Comparison with the literature
To the best of our knowledge, there have been no previous attempts to detect the time series artefacts we report using large-scale population data. The high level of background noise in eGFR measurements34 mean that these artefacts are not easily identified when observing the data using standard methods.
The importance of coding the context of blood glucose measurements has been previously noted although this call to improve standards has gone unheeded.35 Recording the context of eGFR measurements presents a similar problem. To effectively tackle this issue may require a change in the coding structure of existing coding systems.
Limitations of the method
The algorithm requires a minimum of two paired eGFR and SCr measurements before a change in eGFR calculation method and two after to correctly identify the change. This limits the population to which the method can be applied. However, in the data set in which additional information is known, such as the hospital or primary care centre where the test was performed, data from a few patients with a complete renal function time series can be used to predict eGFR calculation method changes in the rest of the population.

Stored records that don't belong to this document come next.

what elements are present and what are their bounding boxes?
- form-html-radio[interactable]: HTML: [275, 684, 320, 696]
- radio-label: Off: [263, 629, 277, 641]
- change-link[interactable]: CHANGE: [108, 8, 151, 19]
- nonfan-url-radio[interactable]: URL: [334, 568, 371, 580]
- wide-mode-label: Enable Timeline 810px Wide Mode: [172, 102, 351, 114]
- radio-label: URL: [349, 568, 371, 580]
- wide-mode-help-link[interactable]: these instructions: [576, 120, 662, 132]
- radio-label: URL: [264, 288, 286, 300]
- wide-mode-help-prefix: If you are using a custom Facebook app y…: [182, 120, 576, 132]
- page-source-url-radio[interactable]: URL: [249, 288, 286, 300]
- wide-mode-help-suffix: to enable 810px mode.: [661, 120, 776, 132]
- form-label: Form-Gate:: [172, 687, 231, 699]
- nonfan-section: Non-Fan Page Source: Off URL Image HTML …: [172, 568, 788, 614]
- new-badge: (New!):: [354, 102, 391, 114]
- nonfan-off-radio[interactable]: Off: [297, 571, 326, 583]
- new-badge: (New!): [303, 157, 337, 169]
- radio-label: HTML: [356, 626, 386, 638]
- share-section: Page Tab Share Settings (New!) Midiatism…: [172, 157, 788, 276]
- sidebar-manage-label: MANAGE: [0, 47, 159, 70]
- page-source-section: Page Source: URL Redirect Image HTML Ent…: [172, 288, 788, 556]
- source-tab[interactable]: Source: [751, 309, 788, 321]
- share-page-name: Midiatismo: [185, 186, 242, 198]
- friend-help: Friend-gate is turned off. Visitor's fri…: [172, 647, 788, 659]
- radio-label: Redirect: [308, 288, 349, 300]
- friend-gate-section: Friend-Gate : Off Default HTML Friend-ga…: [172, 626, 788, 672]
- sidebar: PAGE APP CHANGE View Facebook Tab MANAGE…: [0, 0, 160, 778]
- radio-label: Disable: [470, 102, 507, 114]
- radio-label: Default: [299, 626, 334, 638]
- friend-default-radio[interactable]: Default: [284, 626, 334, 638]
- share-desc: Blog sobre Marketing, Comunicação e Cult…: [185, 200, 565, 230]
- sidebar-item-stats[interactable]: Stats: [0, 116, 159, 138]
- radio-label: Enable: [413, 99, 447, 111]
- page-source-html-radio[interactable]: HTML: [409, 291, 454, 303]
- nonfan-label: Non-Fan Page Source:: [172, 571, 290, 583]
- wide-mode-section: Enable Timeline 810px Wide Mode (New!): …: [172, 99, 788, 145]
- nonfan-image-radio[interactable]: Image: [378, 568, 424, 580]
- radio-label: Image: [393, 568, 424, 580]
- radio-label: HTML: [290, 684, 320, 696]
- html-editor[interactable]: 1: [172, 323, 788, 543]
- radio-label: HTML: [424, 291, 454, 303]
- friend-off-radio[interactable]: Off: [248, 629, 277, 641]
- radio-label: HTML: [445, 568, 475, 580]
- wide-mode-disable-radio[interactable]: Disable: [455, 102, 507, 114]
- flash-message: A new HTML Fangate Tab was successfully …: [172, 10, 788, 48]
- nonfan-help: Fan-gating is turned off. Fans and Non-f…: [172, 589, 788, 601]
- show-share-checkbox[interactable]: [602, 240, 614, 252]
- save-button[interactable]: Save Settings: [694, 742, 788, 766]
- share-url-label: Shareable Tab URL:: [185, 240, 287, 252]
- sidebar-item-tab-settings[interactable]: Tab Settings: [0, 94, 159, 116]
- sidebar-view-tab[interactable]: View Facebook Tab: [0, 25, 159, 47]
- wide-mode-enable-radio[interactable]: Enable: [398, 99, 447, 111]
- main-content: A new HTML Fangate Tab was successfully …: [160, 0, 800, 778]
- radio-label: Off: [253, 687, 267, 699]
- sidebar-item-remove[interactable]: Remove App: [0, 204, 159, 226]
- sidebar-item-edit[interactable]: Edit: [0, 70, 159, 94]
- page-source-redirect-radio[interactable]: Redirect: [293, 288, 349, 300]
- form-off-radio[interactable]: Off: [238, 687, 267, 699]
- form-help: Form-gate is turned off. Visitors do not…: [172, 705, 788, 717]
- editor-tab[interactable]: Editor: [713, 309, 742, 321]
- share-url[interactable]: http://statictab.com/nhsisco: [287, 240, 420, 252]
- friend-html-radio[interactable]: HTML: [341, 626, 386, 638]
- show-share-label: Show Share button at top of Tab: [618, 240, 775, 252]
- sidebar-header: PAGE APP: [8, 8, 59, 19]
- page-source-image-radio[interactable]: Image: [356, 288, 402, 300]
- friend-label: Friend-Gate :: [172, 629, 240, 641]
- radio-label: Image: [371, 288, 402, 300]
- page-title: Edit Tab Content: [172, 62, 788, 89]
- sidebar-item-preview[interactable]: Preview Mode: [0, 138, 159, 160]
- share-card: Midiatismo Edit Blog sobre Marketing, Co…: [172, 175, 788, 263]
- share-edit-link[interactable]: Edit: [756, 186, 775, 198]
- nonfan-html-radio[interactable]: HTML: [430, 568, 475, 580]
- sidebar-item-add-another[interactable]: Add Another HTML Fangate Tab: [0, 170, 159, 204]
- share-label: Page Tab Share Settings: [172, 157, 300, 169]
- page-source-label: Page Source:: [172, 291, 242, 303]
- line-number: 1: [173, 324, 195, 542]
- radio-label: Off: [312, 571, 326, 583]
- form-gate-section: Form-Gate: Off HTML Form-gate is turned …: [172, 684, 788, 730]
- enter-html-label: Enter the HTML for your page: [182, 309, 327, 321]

In addition, this method cannot be applied to people with normal renal function as their exact eGFR values are not reported (reported as either >60 or >90 ml/min). In practices, where a change in eGFR calculation method has been detected this change can be assumed to affect all members of that practice and could be used to calculate and calibrate these capped values retrospectively. Furthermore, the exact value of eGFR for this population is of less importance given the poor reliability of eGFR in people with good renal function. Nevertheless, it is still of interest to understand the trends in eGFR over time for these patients in order to detect early stages of CKD progression.

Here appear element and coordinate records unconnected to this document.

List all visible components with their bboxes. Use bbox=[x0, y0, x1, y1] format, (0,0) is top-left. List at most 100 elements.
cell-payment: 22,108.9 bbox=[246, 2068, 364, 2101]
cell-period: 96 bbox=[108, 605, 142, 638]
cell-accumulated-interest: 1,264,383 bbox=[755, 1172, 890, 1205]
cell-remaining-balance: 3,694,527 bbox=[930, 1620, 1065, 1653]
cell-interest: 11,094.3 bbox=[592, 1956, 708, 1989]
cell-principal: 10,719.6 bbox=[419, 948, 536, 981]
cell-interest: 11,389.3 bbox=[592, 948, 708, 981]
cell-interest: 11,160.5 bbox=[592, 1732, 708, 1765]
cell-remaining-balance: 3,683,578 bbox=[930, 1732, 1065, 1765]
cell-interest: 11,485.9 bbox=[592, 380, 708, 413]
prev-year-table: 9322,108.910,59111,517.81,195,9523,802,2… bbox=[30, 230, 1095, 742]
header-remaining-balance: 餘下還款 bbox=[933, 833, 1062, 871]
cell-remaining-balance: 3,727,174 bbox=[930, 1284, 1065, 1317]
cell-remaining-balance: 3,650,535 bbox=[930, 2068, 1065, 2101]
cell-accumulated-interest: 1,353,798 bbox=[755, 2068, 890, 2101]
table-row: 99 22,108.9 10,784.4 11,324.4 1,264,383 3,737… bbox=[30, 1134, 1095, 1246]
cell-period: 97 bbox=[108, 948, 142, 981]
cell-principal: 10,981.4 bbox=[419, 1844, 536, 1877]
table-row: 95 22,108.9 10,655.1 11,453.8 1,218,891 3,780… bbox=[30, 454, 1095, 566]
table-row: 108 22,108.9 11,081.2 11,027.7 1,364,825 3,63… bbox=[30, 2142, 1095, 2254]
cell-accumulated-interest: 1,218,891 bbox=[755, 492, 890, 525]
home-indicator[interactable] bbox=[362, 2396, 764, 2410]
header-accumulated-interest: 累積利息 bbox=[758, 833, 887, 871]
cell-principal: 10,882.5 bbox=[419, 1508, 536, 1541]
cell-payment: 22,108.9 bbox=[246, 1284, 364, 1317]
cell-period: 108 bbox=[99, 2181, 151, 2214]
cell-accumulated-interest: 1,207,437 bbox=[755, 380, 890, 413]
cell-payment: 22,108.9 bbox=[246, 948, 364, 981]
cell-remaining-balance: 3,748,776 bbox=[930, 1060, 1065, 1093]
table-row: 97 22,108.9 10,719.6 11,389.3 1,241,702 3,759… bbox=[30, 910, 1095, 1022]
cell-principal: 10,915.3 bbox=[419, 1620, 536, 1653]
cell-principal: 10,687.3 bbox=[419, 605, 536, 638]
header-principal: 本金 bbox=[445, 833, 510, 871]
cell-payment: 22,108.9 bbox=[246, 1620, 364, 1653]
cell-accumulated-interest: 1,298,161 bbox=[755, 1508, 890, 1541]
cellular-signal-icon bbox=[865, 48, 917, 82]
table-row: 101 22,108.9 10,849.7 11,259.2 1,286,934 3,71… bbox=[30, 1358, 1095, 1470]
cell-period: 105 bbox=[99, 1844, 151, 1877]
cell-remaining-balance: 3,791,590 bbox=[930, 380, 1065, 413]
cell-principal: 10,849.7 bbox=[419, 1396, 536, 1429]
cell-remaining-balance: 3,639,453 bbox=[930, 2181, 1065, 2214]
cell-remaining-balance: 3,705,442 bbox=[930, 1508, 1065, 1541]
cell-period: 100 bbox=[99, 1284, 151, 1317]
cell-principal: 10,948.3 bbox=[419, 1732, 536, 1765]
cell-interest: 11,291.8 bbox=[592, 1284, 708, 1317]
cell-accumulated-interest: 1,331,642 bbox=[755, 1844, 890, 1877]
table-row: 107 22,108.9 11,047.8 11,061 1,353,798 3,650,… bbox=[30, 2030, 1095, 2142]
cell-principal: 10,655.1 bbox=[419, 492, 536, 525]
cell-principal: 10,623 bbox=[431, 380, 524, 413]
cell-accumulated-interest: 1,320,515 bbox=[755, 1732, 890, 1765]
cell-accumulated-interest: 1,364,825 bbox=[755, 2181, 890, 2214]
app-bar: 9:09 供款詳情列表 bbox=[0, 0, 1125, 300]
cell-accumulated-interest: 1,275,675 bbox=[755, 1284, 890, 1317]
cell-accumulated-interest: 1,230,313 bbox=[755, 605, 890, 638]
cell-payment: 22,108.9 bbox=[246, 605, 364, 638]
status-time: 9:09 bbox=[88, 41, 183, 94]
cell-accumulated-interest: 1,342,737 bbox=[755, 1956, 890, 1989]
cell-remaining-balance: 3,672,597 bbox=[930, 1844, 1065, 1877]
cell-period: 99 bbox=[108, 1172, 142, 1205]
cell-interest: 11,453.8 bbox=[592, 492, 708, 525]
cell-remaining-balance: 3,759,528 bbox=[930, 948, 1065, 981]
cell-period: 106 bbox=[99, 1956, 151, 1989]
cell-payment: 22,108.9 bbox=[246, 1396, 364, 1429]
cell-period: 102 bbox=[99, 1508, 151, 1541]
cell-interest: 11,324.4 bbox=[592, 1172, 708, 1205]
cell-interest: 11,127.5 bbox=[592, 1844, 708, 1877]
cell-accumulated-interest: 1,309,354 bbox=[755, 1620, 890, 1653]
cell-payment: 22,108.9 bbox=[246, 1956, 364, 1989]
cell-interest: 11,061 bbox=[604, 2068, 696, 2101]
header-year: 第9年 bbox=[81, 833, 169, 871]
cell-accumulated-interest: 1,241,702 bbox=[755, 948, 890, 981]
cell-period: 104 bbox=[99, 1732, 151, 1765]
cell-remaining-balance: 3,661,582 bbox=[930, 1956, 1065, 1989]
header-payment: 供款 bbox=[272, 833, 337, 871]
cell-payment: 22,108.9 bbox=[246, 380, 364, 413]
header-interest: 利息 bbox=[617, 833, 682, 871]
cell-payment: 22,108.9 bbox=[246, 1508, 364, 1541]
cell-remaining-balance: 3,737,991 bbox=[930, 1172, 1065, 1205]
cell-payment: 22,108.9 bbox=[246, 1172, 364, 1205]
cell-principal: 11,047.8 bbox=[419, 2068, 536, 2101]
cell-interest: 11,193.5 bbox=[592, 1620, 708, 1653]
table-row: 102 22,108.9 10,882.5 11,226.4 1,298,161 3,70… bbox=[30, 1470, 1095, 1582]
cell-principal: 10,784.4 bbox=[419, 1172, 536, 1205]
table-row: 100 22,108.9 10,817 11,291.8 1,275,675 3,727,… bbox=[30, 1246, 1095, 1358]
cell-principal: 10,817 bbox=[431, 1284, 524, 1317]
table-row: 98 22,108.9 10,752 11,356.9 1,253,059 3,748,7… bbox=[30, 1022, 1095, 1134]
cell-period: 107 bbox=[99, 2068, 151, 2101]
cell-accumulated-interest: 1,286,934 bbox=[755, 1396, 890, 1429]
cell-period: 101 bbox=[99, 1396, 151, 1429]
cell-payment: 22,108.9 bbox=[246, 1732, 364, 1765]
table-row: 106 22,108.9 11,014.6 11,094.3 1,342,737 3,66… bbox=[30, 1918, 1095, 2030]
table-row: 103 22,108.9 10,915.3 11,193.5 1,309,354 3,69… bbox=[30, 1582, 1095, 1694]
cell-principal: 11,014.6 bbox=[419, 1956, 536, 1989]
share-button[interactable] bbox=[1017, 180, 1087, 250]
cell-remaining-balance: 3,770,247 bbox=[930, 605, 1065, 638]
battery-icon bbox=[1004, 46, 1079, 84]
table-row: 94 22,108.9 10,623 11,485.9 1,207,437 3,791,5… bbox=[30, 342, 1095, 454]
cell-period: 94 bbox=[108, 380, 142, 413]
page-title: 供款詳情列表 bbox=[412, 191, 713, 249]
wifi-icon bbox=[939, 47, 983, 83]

The data used here are now over four years old, limiting the clinical utility of this method. However, this method is still important for research using longitudinal data. In addition, as laboratories change from using the MDRD equation to the CKD-EPI equation there will be another period of laboratory eGFR calculation changes. Detection and elimination of the artefacts generated by this new change will be important both clinically and for future epidemiological research with a focus on renal function.
Call for further research
Our method is the first step to generating a back-calibration algorithm that can correct for different eGFR calculation methods used by different laboratories (Figure 6). Although direct application of the MDRD equation (or other equations) to recorded SCr measurements does not correct the measurements (primary due to changes in creatinine assays used) this does not preclude the possibility of successfully calibrating these data.

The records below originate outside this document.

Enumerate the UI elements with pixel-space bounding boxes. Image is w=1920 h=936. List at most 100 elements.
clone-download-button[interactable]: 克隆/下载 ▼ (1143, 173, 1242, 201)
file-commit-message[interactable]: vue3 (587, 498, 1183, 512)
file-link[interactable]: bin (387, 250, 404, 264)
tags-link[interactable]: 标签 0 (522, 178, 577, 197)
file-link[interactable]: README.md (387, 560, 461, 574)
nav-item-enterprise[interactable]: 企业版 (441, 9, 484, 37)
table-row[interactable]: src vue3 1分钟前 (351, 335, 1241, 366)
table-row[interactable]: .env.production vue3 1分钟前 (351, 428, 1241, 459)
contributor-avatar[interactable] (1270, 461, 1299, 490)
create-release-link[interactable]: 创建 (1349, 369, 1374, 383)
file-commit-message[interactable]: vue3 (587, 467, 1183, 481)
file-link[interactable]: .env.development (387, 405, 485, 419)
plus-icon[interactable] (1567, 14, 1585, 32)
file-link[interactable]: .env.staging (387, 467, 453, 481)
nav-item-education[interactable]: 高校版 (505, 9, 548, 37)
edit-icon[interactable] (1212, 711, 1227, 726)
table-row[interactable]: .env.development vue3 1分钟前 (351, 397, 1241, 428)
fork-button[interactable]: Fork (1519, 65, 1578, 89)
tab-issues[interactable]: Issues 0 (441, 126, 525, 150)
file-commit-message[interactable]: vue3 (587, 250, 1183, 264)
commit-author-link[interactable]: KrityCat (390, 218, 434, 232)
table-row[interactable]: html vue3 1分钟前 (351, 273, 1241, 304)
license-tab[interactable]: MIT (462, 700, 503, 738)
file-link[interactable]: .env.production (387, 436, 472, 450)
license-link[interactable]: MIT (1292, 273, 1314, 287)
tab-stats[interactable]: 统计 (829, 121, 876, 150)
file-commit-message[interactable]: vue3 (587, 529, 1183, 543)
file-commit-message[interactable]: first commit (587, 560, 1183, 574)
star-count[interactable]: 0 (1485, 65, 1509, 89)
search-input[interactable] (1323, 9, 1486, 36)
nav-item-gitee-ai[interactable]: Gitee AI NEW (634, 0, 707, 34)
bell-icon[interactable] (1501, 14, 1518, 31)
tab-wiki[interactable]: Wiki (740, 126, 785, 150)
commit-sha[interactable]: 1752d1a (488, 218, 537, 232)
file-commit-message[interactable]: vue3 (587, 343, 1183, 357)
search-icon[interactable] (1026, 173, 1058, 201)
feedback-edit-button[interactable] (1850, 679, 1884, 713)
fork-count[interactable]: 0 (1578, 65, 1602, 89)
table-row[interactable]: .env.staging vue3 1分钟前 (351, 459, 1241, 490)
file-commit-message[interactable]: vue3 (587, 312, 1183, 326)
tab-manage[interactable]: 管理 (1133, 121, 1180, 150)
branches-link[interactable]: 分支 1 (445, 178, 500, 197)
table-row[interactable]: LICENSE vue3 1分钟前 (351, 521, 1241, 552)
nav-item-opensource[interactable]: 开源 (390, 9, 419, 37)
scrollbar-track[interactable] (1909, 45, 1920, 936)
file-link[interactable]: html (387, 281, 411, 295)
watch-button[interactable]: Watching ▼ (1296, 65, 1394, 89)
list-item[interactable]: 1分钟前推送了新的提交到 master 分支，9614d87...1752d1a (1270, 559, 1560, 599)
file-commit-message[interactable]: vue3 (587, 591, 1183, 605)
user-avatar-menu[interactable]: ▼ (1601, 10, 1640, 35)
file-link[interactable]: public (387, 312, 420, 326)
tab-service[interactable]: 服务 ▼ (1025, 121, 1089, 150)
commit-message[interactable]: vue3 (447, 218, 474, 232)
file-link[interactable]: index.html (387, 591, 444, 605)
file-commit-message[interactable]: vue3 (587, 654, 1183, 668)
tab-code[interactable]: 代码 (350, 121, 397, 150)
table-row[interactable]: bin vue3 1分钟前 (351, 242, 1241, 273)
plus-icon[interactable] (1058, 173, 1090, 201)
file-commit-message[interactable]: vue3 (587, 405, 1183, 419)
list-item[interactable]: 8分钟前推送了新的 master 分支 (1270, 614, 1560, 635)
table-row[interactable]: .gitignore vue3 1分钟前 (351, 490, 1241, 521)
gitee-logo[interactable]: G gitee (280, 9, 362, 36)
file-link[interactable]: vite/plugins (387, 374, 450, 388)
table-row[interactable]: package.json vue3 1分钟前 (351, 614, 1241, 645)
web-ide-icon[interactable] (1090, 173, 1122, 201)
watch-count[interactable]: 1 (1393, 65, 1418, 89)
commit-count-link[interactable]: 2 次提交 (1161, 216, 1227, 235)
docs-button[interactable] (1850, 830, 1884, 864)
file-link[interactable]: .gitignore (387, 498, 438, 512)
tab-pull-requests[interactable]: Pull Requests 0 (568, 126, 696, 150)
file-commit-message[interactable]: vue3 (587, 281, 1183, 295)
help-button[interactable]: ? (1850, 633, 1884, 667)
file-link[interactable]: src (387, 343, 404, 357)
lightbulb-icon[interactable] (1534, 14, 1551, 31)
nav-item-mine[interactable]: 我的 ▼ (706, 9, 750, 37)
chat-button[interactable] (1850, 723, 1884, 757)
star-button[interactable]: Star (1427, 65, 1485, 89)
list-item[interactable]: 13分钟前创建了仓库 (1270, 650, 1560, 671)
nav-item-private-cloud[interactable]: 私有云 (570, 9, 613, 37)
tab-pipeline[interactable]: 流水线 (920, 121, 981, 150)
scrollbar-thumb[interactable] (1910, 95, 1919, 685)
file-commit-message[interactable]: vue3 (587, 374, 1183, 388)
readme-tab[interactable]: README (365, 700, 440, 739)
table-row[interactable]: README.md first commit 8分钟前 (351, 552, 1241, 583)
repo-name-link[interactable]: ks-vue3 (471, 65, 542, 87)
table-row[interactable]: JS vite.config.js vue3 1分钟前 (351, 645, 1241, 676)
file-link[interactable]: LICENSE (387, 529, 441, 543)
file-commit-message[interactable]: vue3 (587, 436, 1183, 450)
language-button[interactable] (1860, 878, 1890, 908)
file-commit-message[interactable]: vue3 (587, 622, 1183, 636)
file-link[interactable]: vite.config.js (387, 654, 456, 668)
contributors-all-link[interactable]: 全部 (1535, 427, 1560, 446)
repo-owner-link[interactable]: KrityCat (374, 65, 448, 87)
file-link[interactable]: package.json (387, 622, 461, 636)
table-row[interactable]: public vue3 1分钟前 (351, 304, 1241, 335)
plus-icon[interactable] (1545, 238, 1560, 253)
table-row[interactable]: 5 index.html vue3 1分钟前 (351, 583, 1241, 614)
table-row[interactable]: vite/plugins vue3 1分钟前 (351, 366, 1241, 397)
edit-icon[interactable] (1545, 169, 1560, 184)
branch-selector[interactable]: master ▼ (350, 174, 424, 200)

This algorithm can identify laboratory changes in eGFR calculation methods. Failure to identify these changes in method may cause misclassification of CKD and misconstrue renal function changes over time. While there is scope to improve clinical coding this can only be prospective, and flagging the limitations of data at the time is important for future researchers if they are to derive most meaning from these data. Researchers using longitudinal routinely collected renal function data should account for these effects.